Чувствуя, что в голове расцветают индийские сады, и павлины, выйдя на лужайку, начинают расправлять свои цветочные веера, я что-то выкрикнул и осторожно, стараясь не горбиться, тронулся следом за Толиком. И в точности как он распахнул руки. Я тоже хотел казаться щеголеватым и красивым. Кажется, какому-то грузовику пришлось нас объехать. Мы его почти не заметили.
— А вообще-то к пассиву я отношусь не-га-тивно! — Толечка по-птичьи замахал руками, но взлететь не сумел. — Ну не нра он мне и все.

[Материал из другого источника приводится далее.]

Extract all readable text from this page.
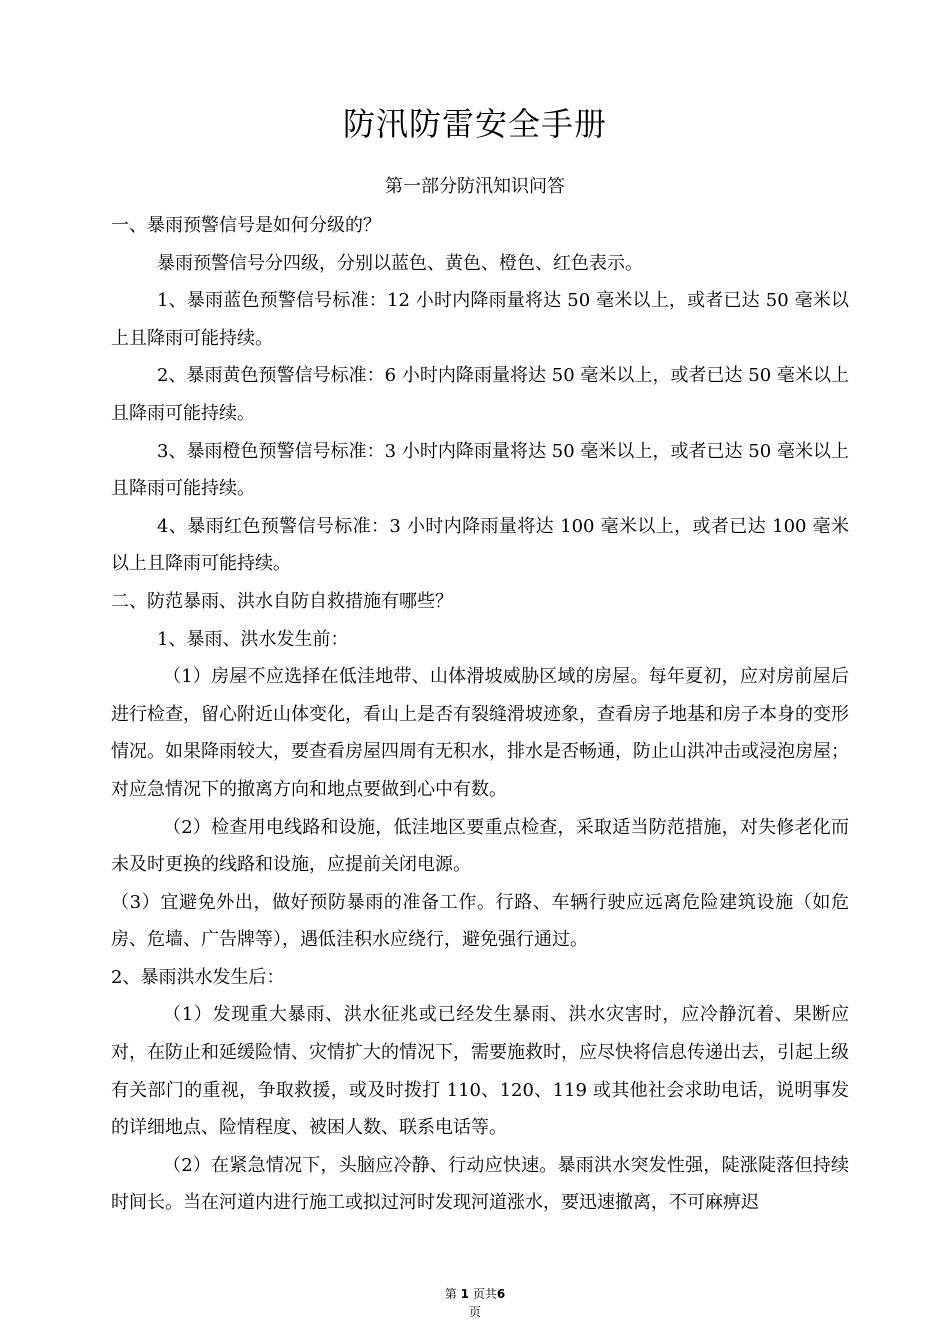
防汛防雷安全手册
第一部分防汛知识问答

一、暴雨预警信号是如何分级的？

暴雨预警信号分四级，分别以蓝色、黄色、橙色、红色表示。

1、暴雨蓝色预警信号标准：12 小时内降雨量将达 50 毫米以上，或者已达 50 毫米以上且降雨可能持续。

2、暴雨黄色预警信号标准：6 小时内降雨量将达 50 毫米以上，或者已达 50 毫米以上且降雨可能持续。

3、暴雨橙色预警信号标准：3 小时内降雨量将达 50 毫米以上，或者已达 50 毫米以上且降雨可能持续。

4、暴雨红色预警信号标准：3 小时内降雨量将达 100 毫米以上，或者已达 100 毫米以上且降雨可能持续。

二、防范暴雨、洪水自防自救措施有哪些？

1、暴雨、洪水发生前：

（1）房屋不应选择在低洼地带、山体滑坡威胁区域的房屋。每年夏初，应对房前屋后进行检查，留心附近山体变化，看山上是否有裂缝滑坡迹象，查看房子地基和房子本身的变形情况。如果降雨较大，要查看房屋四周有无积水，排水是否畅通，防止山洪冲击或浸泡房屋；对应急情况下的撤离方向和地点要做到心中有数。

（2）检查用电线路和设施，低洼地区要重点检查，采取适当防范措施，对失修老化而未及时更换的线路和设施，应提前关闭电源。

（3）宜避免外出，做好预防暴雨的准备工作。行路、车辆行驶应远离危险建筑设施（如危房、危墙、广告牌等），遇低洼积水应绕行，避免强行通过。

2、暴雨洪水发生后：

（1）发现重大暴雨、洪水征兆或已经发生暴雨、洪水灾害时，应冷静沉着、果断应对，在防止和延缓险情、灾情扩大的情况下，需要施救时，应尽快将信息传递出去，引起上级有关部门的重视，争取救援，或及时拨打 110、120、119 或其他社会求助电话，说明事发的详细地点、险情程度、被困人数、联系电话等。

（2）在紧急情况下，头脑应冷静、行动应快速。暴雨洪水突发性强，陡涨陡落但持续时间长。当在河道内进行施工或拟过河时发现河道涨水，要迅速撤离，不可麻痹迟

第 1 页共6
页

Жить надо ак-тив-но! С любопытством и интересом!.. — он заскакал на одной ножке, как девочка, играющая в классики. — То есть, звоню я, скажем, даме и приглашаю в кафе. Скажем, в наш отечественный «Исе Креам». Само собой, она говорит «да» и начинает собираться. А не позвоню, — не будет ни «да», ни «нет». Вообще ничего не будет.
— Может быть, она будет ждать?
— Возможно! А возможно, и не будет. Я вообще не знаю, ждут ли они когда-нибудь. Скорее, живут, как живется, а уж потом называют это ожиданием… Но речь в общем-то о другом. О том, что она мне не желает звонить. Я звоню, а она, видите ли, нет.